Who’s the boss? What is your tip for multi-cat households?
Dr Kim: It is optimal to have two kittens and a scratching post and they will do very well. They will provide enough psycho-social stimulation for each other. Problems occur when people get one cat then another cat then another cat and so forth. The cats tend not to be related and different ages, which leads to disruption.
I define multi-cat households as three or more cats and this is when you start to get inter-cat problems. Cats that were once friendly with each other can fall out. In a household with three or more cats, often one or two cats will not like each other.

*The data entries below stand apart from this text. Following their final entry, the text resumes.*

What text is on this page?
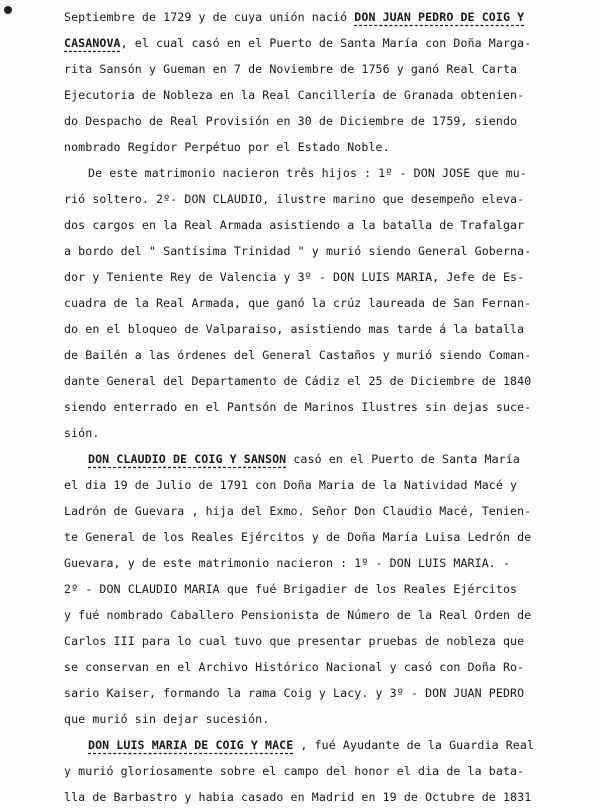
Septiembre de 1729 y de cuya unión nació DON JUAN PEDRO DE COIG Y
CASANOVA, el cual casó en el Puerto de Santa María con Doña Marga-
rita Sansón y Gueman en 7 de Noviembre de 1756 y ganó Real Carta
Ejecutoria de Nobleza en la Real Cancillería de Granada obtenien-
do Despacho de Real Provisión en 30 de Diciembre de 1759, siendo
nombrado Regidor Perpétuo por el Estado Noble.
De este matrimonio nacieron três hijos : 1º - DON JOSE que mu-
rió soltero. 2º- DON CLAUDIO, ilustre marino que desempeño eleva-
dos cargos en la Real Armada asistiendo a la batalla de Trafalgar
a bordo del " Santísima Trinidad " y murió siendo General Goberna-
dor y Teniente Rey de Valencia y 3º - DON LUIS MARIA, Jefe de Es-
cuadra de la Real Armada, que ganó la crúz laureada de San Fernan-
do en el bloqueo de Valparaiso, asistiendo mas tarde á la batalla
de Bailén a las órdenes del General Castaños y murió siendo Coman-
dante General del Departamento de Cádiz el 25 de Diciembre de 1840
siendo enterrado en el Pantsón de Marinos Ilustres sin dejas suce-
sión.
DON CLAUDIO DE COIG Y SANSON casó en el Puerto de Santa María
el dia 19 de Julio de 1791 con Doña Maria de la Natividad Macé y
Ladrón de Guevara , hija del Exmo. Señor Don Claudio Macé, Tenien-
te General de los Reales Ejércitos y de Doña María Luisa Ledrón de
Guevara, y de este matrimonio nacieron : 1º - DON LUIS MARIA. -
2º - DON CLAUDIO MARIA que fué Brigadier de los Reales Ejércitos
y fué nombrado Caballero Pensionista de Número de la Real Orden de
Carlos III para lo cual tuvo que presentar pruebas de nobleza que
se conservan en el Archivo Histórico Nacional y casó con Doña Ro-
sario Kaiser, formando la rama Coig y Lacy. y 3º - DON JUAN PEDRO
que murió sin dejar sucesión.
DON LUIS MARIA DE COIG Y MACE , fué Ayudante de la Guardia Real
y murió gloriosamente sobre el campo del honor el dia de la bata-
lla de Barbastro y habia casado en Madrid en 19 de Octubre de 1831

My big tip for multi-cat household is that each cat has its own resting place, toilet and food so they are not competing for resources. Cat Vet Dr Kim Kendall
Create get away zones for the cats. I recommend getting Jackson Galaxy’s book Catification. His concept is to create different routes to access different resources so one cat can take the high route and the other the low route. Then they don’t have to interact with each other and therefore minimise stress and potential behavioural problems.
My final tip is if you have behavioural problem in your multi-cat household, don’t hope it will go away, it will get worse. Deal with it early!